At this juncture it is important to emphasise the empirical results that were obtained on the effectiveness of QE through an event-study methodology. This approach examines interest rate changes associated with official communications regarding asset purchases. The cumulative change is taken as a measure of the overall effect. The challenge is to include all the official communications regarding a policy event while assuming that they are the prime trigger in market adjustments. The time framework of the event, also referred to as the window, should be wide enough to capture the market effects and not too wide to be distorted by outside developments. The major advantage of an event-study is that it is conducted in calendar time as opposed to logical time of new Keynesian DSGE models.
The outcome of event-studies confirms the significance of QE effects, primarily regarding the term structure of interest rates. A large number of empirical channels were investigated in terms of US data by Krishnamurthy and Vissing-Jorgensen (2011). Their research emphasised the significance of signalling effects associated with preliminary announcements by the monetary authority.
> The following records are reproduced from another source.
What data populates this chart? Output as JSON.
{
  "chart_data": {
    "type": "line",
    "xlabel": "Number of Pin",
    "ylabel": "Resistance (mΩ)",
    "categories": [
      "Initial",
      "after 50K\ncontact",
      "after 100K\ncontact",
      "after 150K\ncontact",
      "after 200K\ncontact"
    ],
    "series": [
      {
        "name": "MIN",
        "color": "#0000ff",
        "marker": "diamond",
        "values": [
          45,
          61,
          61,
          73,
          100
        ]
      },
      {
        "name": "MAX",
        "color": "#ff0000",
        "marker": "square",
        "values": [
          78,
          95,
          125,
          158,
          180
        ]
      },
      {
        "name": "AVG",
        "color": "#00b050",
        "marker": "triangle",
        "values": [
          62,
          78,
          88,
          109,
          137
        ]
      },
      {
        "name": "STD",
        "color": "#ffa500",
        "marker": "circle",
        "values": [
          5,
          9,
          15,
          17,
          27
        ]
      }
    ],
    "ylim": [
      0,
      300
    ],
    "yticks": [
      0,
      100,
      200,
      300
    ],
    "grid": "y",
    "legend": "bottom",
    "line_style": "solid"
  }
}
Gagnon et al (2010) emphasised the importance of the risk premium. Joyce and Tong (2012) considered several channels for UK data while confirming significant and persistent effects of QE transactions on yields.
The empirical evidence raises concerns about the size and duration of QE actions. There is no firm evidence to guide practical decision making on these aspects. It is probably fair to observe that it is more important to rely on evidence regarding the direction and effectiveness of policy measures while accepting error margins on size and duration. There is also widespread concern about the high level of bank reserves in the wake of QE and the likely distorting effects on the interbank money market. In similar vein, one could signal potential inflationary effects of these bank reserves.
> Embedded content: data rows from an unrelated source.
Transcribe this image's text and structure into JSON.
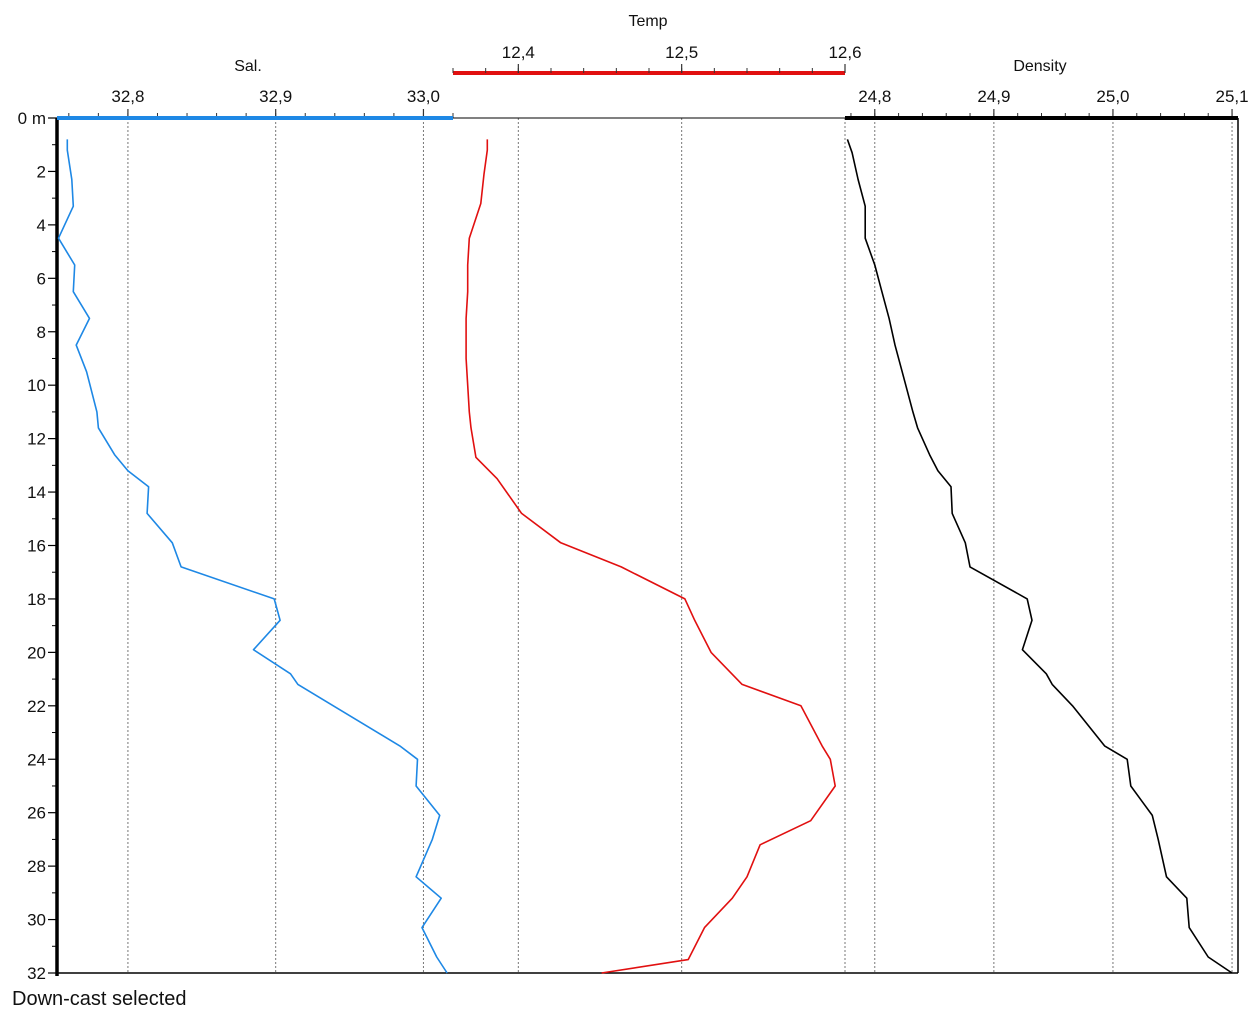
{
  "status_text": "Down-cast selected",
  "chart_data": {
    "type": "line",
    "y_axis": {
      "range": [
        0,
        32
      ],
      "ticks": [
        0,
        2,
        4,
        6,
        8,
        10,
        12,
        14,
        16,
        18,
        20,
        22,
        24,
        26,
        28,
        30,
        32
      ],
      "tick_labels": [
        "0 m",
        "2",
        "4",
        "6",
        "8",
        "10",
        "12",
        "14",
        "16",
        "18",
        "20",
        "22",
        "24",
        "26",
        "28",
        "30",
        "32"
      ],
      "inverted": true
    },
    "grid": "vertical dotted",
    "axes": [
      {
        "key": "sal",
        "title": "Sal.",
        "color": "#1e88e5",
        "range": [
          32.752,
          33.02
        ],
        "ticks": [
          32.8,
          32.9,
          33.0
        ],
        "tick_labels": [
          "32,8",
          "32,9",
          "33,0"
        ]
      },
      {
        "key": "temp",
        "title": "Temp",
        "color": "#e11010",
        "range": [
          12.36,
          12.6
        ],
        "ticks": [
          12.4,
          12.5,
          12.6
        ],
        "tick_labels": [
          "12,4",
          "12,5",
          "12,6"
        ]
      },
      {
        "key": "density",
        "title": "Density",
        "color": "#000000",
        "range": [
          24.775,
          25.105
        ],
        "ticks": [
          24.8,
          24.9,
          25.0,
          25.1
        ],
        "tick_labels": [
          "24,8",
          "24,9",
          "25,0",
          "25,1"
        ]
      }
    ],
    "series": [
      {
        "key": "sal",
        "depth": [
          0.8,
          1.2,
          2.3,
          3.3,
          4.5,
          5.5,
          6.5,
          7.5,
          8.5,
          9.5,
          11.0,
          11.6,
          12.6,
          13.2,
          13.8,
          14.8,
          15.9,
          16.8,
          18.0,
          18.8,
          19.9,
          20.8,
          21.2,
          22.0,
          23.5,
          24.0,
          25.0,
          26.1,
          27.0,
          28.4,
          29.2,
          30.3,
          31.4,
          32.0
        ],
        "values": [
          32.759,
          32.759,
          32.762,
          32.763,
          32.753,
          32.764,
          32.763,
          32.774,
          32.765,
          32.772,
          32.779,
          32.78,
          32.791,
          32.8,
          32.814,
          32.813,
          32.83,
          32.836,
          32.899,
          32.903,
          32.885,
          32.91,
          32.915,
          32.939,
          32.984,
          32.996,
          32.995,
          33.011,
          33.006,
          32.995,
          33.012,
          32.999,
          33.009,
          33.016
        ]
      },
      {
        "key": "temp",
        "depth": [
          0.8,
          1.2,
          2.1,
          3.2,
          4.5,
          5.5,
          6.5,
          7.5,
          9.0,
          10.0,
          11.0,
          11.6,
          12.7,
          13.5,
          14.8,
          15.9,
          16.8,
          18.0,
          18.8,
          20.0,
          21.2,
          22.0,
          23.5,
          24.0,
          25.0,
          26.3,
          27.2,
          28.4,
          29.2,
          30.3,
          31.5,
          32.0
        ],
        "values": [
          12.381,
          12.381,
          12.379,
          12.377,
          12.37,
          12.369,
          12.369,
          12.368,
          12.368,
          12.369,
          12.37,
          12.371,
          12.374,
          12.387,
          12.402,
          12.426,
          12.463,
          12.502,
          12.508,
          12.518,
          12.537,
          12.573,
          12.586,
          12.591,
          12.594,
          12.579,
          12.548,
          12.54,
          12.531,
          12.514,
          12.504,
          12.451
        ]
      },
      {
        "key": "density",
        "depth": [
          0.8,
          1.3,
          2.3,
          3.3,
          4.5,
          5.5,
          6.5,
          7.5,
          8.5,
          9.5,
          11.0,
          11.6,
          12.6,
          13.2,
          13.8,
          14.8,
          15.9,
          16.8,
          18.0,
          18.8,
          19.9,
          20.8,
          21.2,
          22.0,
          23.5,
          24.0,
          25.0,
          26.1,
          27.0,
          28.4,
          29.2,
          30.3,
          31.4,
          32.0
        ],
        "values": [
          24.777,
          24.781,
          24.786,
          24.792,
          24.792,
          24.8,
          24.806,
          24.812,
          24.817,
          24.823,
          24.832,
          24.836,
          24.846,
          24.853,
          24.864,
          24.865,
          24.876,
          24.88,
          24.928,
          24.932,
          24.924,
          24.944,
          24.949,
          24.966,
          24.993,
          25.012,
          25.015,
          25.033,
          25.038,
          25.045,
          25.062,
          25.064,
          25.08,
          25.1
        ]
      }
    ]
  }
}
Central banks have, nevertheless, assured market participants of an orderly reversal of large asset purchasing activities. Moreover, Siegel (2013) argued convincingly in favour of reserve requirements as an effective instrument to supplement other measures in preventing disruptive and inflationary effects. One could add weight to this argument on the strength that the vast liquidity creation by central banks is primarily circulating within the banking sector. All in all, we confirm empirical support for the effectiveness of QE transactions, primarily by research methodologies applying calendar as opposed to logical time.
The rapid escalation of recessionary effects following the financial crisis exerted pressure on central banks for a speedy expansionary monetary policy. The zero lower bound interest rate level of a liquidity trap signalled the limits of conventional monetary policy. This condition was becoming worse in view of the fact that, in the major developed countries, fiscal policy had very little operational strength owing to large and expanding government debt, coupled with budget deficits. Given these constraints, Central banks introduced unconventional monetary policies. New Keynesian macroeconomics appears to be critical of the effectiveness of these measures and rule out sustainable favourable effects on the economy. In contrast to this conclusion it appears that non-mainstream macroeconomic research do signal favourable effects coming from QE at the zero lower bound. We have argued that the micro foundations of New Keynesian economics are inappropriate to analyse the effectiveness of QE at the zero lower bound. We cannot confidently accept the outcome of this research on the effectiveness of QE and for now we are in support of the research outcome of non-mainstream economics.